Director Apoorva Lakhia’s gamble doesn’t pay off. Perhaps fearing too much deviation from the original material, the remake of Zanjeer feels dated in its execution. The performances are corny, and the story structure doesn’t feel current. Lakhia would’ve been better off creating an entirely new movie, rather than being hamstrung by the old one.

Ram Charan makes his Hindi-film debut reprising Bachchan’s role as Vijay Khanna. Vijay is basically Batman: a boy whose parents are murdered in front of his eyes, who then grows up to be a vigilante. At one point in the film, Vijay’s girlfriend even wears a Batman t-shirt. The only difference is that Vijay is a maverick cop and not a masked superhero.
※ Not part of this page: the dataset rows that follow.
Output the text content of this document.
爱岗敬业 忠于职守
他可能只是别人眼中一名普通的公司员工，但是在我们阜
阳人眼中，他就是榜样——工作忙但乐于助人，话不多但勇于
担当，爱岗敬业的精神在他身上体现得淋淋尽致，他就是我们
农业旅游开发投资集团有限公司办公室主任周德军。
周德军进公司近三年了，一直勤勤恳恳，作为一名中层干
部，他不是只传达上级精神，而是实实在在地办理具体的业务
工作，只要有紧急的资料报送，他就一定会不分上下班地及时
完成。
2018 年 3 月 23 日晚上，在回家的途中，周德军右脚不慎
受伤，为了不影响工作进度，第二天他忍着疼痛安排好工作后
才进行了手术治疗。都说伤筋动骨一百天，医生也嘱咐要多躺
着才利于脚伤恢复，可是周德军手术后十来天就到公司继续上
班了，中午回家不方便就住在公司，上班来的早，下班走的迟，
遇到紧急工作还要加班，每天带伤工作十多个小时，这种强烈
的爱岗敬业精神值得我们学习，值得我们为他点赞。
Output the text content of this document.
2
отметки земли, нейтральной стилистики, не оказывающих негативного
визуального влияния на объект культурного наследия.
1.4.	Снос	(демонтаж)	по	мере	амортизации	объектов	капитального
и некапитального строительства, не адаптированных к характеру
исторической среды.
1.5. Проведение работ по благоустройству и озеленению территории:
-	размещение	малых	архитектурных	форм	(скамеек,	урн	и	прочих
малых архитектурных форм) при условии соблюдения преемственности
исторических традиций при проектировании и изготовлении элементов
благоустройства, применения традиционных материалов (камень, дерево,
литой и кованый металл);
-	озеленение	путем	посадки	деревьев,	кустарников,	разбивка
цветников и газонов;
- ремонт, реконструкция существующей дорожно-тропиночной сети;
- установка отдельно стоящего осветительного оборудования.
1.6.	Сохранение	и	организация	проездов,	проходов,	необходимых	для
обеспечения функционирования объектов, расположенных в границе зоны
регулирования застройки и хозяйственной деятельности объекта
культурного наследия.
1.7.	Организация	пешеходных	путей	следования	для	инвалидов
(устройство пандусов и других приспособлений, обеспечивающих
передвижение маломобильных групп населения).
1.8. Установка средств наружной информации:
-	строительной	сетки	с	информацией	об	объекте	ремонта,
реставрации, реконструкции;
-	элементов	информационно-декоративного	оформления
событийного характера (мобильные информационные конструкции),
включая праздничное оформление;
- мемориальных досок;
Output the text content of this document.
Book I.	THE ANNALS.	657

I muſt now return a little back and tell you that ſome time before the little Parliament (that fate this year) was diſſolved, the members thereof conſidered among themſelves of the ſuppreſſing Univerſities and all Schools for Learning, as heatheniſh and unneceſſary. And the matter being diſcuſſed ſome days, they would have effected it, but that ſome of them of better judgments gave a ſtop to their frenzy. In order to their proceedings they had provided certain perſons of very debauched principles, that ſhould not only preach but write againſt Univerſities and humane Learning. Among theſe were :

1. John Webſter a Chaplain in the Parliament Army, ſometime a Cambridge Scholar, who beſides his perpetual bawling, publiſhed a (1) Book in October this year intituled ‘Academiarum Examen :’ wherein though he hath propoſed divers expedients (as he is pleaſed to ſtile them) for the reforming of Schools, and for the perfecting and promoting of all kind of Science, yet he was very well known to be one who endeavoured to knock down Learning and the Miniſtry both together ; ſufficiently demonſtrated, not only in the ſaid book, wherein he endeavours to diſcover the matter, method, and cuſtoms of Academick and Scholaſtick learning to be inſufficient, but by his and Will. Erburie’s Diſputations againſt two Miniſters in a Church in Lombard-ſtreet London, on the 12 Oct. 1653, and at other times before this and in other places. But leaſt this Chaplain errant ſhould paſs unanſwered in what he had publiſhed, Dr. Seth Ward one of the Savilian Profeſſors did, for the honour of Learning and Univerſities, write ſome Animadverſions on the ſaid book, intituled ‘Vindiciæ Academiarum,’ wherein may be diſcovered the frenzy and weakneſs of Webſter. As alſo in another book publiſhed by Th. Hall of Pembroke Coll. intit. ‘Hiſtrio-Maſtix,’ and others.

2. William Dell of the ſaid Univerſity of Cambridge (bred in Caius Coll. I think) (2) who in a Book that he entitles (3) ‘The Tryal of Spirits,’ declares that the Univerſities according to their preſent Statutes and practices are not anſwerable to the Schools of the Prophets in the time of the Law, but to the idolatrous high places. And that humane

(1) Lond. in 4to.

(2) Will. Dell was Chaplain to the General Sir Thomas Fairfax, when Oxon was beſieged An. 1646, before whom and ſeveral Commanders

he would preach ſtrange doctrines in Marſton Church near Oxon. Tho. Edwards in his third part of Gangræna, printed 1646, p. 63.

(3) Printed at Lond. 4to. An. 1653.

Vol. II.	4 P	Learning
Vijay has such a reputation as a violent hothead that his interdepartmental transfer from Hyderabad to Mumbai merits cable news coverage (something that would never happen in real life). His first case in Mumbai involves investigating the murder of a man caught video-recording gasoline theft. The only witness is a beautiful Indian-American woman named Mala (Priyanka Chopra), in town for a friend’s wedding.

Mala is unbearably ditzy and annoying. Her role in the film is to be a lighthearted counterpoint to the always-serious Vijay, but she comes off as oblivious in the face of mortal danger from the organized crime unit that wants to kill her before she can testify. Chopra is a much better actress than this — as evidenced by her performances in Barfi! and 7 Khoon Maaf — so the blame rests on Lakhia’s shoulders for demanding such a grating performance from a talented actress.

In the course of his investigation, Vijay enlists the help of Sher Khan (Sanjay Dutt), a car thief whom Vijay pummels into renouncing his criminal ways. Vijay is similarly successful in recruiting the help of a journalist, Jay Dev (Atul Kulkarni), via threats and an absurd amount of swagger. No one writes lead characters this way anymore, so these scenes feel like out-of-touch throwbacks.

Then again, Charan seems unable to tone down his swagger, so maybe the scenes make sense. He doesn’t play a character so much as pose as one, as if no one told him they were telling a story and not just shooting the cover of the DVD. The fact that Vijay’s shirts are always unbuttoned halfway further serve to make him look more like a catalog model than a police officer. When Charan does act, it appears to require a lot of effort.

Dutt’s and Kulkarni’s roles are poorly integrated into the script, which is a shame. Their parts are eclipsed by Prakash Raj as the villain Teja, who chews scenery while dressed as a pimp. Raj is the best part of the movie, though a scene in which he and Mahie Gill spend thirty seconds meowing at one another is hard to take.